Keep in mind that we need to populate the packet with SourceMAC, SourceIP, SourcePort, DestMAC, DestIP, and DestPort. The application (the DNS client resolver) may dictate the SourcePort (Though not in this case) and will often dictate the DestPort, which in this case will be UDP 53. The DestIP will be gotten from the interface configuration by the DNS client, since we are looking for a DNS server. This IP will then be provided to the TCPIP driver. Since we are keeping things simple I will not get into the DNS client resolver's behavior in this article (look for a future post), it is enough to assume that we are going to use the first DNS server listed in an Ipconfig /all output (though this is not exactly where a DNS client looks for this information), here is an excerpt from a sample we will use for this scenario:
Physical Address. . . . . . . . . : 01-01-01-01-01-01 <-Used for SourceMAC
IPv4 Address. . . . . . . . . . . : 10.1.1.100 <-Used for SourceIP
Subnet Mask . . . . . . . . . . . : 255.255.255.0
Default Gateway . . . . . . . . . : 10.1.1.1
DNS Servers . . . . . . . . . . . : 10.1.1.101 <-Used for DestIP
Note: From this output we can glean the values of SourceMAC, SourceIP, and DestIP
We will then use the DestIP (Equal to 10.1.1.101) to find the DestMAC, which is sometimes called the next hop. We will first determine the interface/gateway to use to talk to the remote server. This determination is done through the local routing table. Here is a sample output (From a Win7 Client) Which can be gathered by using netstat -r, or route print¸ or...
IPv4 Route Table
Network Destination Netmask Gateway Interface Metric
0.0.0.0 0.0.0.0 10.1.1.1 10.1.1.100 20
10.1.1.0 255.255.255.0 On-link 10.1.1.100 276
10.1.1.100 255.255.255.255 On-link 10.1.1.100 276
10.1.1.255 255.255.255.255 On-link 10.1.1.100 276
127.0.0.0 255.0.0.0 On-link 127.0.0.1 306
127.0.0.1 255.255.255.255 On-link 127.0.0.1 306
127.255.255.255 255.255.255.255 On-link 127.0.0.1 306
18.104.22.168 240.0.0.0 On-link 127.0.0.1 306
22.214.171.124 240.0.0.0 On-link 10.1.1.100 276
255.255.255.255 255.255.255.255 On-link 127.0.0.1 306
255.255.255.255 255.255.255.255 On-link 10.1.1.100 276
Looking at the routing table a little binary math is needed. It is enough to know that when focusing on each octet (the number before or after a ".") 255 means an exact match, and 0 means anything. So if we know we are looking for 10.1.1.101 then the third line (The rule that covers IPs 10.1.1.0-10.1.1.255) is what we will apply. The "Gateway", you'll notice, is "On-Link", meaning the local subnet. Because of this to receive a IP to MAC mapping we will use the ARP protocol on the wire. The question will go out something like "Who has 10.1.1.101?" The subnet local host (the DNS server) will then respond to the ARP question with its MAC address, which the client will in turn use to populate the packet header under DestMAC (For our purposes let's say that this is 02-02-02-02-02-02).

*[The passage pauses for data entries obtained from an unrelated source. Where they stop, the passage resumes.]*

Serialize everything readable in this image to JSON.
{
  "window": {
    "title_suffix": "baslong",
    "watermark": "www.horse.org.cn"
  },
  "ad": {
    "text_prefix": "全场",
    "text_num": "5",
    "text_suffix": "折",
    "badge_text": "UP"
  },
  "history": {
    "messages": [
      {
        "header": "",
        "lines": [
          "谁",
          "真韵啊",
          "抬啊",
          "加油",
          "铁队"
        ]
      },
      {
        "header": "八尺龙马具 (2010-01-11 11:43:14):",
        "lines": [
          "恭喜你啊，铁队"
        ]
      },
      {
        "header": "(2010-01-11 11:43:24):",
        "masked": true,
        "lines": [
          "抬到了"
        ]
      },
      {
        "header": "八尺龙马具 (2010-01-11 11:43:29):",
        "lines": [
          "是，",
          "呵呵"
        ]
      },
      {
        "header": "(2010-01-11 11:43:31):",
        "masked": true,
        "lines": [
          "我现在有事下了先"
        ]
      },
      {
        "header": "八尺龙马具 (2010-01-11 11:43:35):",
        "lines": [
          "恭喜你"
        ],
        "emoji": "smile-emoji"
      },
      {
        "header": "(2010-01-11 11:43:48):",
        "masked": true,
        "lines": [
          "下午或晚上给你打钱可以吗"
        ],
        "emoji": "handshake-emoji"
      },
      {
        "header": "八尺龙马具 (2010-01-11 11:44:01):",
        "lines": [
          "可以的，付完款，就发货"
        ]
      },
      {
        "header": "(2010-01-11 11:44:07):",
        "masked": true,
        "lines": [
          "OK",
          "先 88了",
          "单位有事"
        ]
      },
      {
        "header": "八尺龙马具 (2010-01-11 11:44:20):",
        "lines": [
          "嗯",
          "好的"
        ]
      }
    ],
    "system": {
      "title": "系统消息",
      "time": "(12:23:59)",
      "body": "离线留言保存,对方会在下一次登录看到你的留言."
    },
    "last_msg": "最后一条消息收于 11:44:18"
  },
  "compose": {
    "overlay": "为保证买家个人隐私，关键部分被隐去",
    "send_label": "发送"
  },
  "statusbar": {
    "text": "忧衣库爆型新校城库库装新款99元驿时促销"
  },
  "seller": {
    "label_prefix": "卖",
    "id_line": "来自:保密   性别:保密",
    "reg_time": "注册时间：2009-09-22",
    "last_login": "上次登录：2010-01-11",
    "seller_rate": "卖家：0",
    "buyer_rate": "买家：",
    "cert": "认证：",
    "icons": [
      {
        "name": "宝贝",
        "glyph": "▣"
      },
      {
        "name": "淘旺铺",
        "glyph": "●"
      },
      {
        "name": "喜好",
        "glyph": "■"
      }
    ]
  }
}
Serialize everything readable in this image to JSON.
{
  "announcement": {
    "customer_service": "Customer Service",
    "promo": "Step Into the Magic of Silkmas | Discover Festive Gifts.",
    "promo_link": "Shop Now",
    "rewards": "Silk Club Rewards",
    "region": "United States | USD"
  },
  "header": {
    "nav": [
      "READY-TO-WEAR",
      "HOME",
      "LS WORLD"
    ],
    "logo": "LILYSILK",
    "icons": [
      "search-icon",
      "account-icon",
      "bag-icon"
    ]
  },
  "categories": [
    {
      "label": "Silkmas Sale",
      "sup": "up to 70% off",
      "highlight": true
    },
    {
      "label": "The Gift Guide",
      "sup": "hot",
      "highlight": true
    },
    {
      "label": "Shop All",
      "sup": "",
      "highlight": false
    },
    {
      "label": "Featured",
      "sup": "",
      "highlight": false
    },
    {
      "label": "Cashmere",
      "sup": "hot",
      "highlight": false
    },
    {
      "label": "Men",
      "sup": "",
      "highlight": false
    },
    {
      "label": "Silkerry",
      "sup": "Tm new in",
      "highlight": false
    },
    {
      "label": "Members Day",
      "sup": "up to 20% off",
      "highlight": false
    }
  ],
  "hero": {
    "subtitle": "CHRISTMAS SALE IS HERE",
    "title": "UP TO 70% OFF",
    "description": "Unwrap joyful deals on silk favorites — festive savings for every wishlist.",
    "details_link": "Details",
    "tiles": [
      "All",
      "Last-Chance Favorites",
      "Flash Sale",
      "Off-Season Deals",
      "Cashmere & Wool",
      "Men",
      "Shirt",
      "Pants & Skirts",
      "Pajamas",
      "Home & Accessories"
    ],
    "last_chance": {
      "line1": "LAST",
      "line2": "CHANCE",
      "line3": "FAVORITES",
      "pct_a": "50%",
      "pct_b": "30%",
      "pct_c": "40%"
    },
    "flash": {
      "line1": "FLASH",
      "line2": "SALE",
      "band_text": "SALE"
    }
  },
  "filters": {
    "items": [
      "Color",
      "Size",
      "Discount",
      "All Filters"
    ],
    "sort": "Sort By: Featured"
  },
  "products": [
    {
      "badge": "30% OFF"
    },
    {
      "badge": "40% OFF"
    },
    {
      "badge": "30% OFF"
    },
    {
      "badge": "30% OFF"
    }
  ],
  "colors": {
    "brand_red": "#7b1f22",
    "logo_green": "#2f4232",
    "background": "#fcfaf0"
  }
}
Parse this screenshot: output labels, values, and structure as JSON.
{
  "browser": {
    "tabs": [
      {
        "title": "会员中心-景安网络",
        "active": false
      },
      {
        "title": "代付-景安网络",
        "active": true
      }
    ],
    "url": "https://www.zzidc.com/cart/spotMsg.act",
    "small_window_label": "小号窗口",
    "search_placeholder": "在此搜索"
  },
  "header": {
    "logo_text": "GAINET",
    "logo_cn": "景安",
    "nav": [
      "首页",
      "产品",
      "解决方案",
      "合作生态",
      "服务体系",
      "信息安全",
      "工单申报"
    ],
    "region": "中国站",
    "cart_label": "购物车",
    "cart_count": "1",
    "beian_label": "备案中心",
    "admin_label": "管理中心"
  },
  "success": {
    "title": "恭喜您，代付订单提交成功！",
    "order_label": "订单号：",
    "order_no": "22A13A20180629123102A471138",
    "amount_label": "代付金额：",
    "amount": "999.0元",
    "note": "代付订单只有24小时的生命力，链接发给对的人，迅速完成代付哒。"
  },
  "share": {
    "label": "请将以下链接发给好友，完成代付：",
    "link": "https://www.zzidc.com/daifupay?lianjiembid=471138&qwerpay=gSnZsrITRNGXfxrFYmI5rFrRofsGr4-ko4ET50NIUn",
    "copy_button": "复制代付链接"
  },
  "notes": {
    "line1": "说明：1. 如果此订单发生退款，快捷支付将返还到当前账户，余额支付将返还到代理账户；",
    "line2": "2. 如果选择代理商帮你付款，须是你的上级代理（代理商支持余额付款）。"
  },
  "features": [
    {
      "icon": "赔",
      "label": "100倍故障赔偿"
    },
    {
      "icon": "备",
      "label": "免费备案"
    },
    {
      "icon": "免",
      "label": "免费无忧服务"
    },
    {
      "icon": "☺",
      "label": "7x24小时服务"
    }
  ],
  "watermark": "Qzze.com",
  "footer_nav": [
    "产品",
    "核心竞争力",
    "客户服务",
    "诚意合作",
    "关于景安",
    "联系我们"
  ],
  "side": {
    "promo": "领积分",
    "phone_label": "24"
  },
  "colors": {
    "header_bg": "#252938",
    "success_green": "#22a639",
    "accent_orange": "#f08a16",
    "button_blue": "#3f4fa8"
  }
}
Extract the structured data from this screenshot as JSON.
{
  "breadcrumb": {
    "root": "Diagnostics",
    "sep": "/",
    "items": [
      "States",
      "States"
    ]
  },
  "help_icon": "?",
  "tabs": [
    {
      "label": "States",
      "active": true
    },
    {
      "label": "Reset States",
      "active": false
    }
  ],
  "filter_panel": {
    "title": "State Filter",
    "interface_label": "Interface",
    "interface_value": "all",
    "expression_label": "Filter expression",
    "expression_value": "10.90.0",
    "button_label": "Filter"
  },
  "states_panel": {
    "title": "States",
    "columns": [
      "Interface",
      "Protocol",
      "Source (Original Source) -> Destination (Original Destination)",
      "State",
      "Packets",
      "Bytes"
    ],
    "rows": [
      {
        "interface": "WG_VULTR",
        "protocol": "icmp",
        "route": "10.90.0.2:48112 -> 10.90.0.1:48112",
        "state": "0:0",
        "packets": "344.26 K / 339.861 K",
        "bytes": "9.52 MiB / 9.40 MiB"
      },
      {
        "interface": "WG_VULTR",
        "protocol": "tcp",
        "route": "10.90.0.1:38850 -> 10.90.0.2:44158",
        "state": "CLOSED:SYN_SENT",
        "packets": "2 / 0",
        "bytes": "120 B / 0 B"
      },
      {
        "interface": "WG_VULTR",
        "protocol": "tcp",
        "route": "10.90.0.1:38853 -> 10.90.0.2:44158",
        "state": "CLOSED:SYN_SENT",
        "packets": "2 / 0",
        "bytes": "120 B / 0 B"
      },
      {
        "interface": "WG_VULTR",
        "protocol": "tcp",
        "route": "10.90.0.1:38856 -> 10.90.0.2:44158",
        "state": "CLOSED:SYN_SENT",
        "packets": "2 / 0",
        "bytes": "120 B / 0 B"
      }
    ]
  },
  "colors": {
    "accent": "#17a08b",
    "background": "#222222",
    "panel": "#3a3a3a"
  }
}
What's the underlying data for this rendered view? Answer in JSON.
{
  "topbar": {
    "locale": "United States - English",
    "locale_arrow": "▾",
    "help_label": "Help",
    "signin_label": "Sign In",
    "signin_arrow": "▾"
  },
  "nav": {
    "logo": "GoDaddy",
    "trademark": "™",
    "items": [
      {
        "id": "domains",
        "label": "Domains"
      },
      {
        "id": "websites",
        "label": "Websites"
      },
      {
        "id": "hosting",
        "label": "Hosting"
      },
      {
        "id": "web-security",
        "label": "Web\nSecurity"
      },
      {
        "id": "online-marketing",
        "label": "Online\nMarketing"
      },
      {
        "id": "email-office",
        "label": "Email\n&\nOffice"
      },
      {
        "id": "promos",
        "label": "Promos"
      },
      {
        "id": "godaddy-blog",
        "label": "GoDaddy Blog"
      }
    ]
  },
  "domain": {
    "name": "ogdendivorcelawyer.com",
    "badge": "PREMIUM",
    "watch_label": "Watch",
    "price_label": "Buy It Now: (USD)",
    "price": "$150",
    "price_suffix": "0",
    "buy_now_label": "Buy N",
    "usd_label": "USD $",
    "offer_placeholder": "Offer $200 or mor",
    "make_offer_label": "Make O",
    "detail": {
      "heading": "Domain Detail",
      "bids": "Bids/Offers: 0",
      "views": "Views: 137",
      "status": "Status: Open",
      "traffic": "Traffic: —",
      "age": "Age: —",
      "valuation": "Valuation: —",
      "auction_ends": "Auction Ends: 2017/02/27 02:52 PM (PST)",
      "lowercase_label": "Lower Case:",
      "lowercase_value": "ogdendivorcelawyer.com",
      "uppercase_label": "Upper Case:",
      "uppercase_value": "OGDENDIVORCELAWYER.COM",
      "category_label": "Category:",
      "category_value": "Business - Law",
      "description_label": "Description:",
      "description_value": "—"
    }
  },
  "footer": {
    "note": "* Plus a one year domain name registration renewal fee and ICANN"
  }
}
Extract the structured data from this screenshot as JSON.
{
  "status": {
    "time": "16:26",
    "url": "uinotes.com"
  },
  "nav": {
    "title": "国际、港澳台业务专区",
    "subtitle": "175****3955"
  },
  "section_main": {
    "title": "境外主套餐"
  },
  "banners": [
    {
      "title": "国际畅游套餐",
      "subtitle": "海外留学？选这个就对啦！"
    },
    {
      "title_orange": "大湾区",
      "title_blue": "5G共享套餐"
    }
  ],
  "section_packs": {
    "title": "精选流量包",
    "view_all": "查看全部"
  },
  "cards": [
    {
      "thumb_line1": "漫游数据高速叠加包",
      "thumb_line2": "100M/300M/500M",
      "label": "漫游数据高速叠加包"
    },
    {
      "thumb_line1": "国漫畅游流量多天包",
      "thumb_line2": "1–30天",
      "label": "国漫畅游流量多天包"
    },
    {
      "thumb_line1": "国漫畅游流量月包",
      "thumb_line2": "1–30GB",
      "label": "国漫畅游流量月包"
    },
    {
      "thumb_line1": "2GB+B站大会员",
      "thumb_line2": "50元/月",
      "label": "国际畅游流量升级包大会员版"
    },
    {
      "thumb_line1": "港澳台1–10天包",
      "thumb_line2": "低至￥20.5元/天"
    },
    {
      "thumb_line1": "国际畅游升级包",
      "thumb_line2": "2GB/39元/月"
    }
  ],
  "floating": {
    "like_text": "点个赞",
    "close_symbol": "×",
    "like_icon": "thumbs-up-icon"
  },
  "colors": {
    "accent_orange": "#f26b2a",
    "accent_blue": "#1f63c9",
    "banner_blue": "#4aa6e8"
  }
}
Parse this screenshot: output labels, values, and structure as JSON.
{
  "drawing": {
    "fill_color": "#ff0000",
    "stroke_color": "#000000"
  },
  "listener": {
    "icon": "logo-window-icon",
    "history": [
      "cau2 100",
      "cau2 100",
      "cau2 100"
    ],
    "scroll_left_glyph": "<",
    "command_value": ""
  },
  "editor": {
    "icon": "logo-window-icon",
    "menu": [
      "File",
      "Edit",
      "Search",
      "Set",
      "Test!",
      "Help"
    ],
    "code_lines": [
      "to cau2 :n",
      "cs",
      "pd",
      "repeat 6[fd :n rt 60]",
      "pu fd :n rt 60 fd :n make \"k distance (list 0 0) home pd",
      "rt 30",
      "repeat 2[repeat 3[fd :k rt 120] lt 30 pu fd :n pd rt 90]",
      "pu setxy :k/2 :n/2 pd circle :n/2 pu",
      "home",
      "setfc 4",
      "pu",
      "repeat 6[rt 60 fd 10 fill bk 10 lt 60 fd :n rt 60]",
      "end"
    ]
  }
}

So altogether now we have everything but the Source Port. We know the protocol will be UDP and because no port is specified by this particular client service (The DNS Client Resolver) we will use an ephemeral port (Also known as a "High Port"; i.e. - 1025-65535). For our purposes, let's pretend we use UDP 1025 as our SourcePort. Altogether this makes our packet header look like this:
L2-[Source MAC: 01-01-01-01-01-01 | Destination MAC: 02-02-02-02-02-02]
L3-[Source IP: 10.1.1.100 | Destination IP: 10.1.1.101]
L4-[Source Port: UDP 1025 | Destination Port: UDP 53]
Ok, so now we have our packet formed (at least the header). In our next part we will explore how the frame is switched, and what the receiving host does with it when it receives it.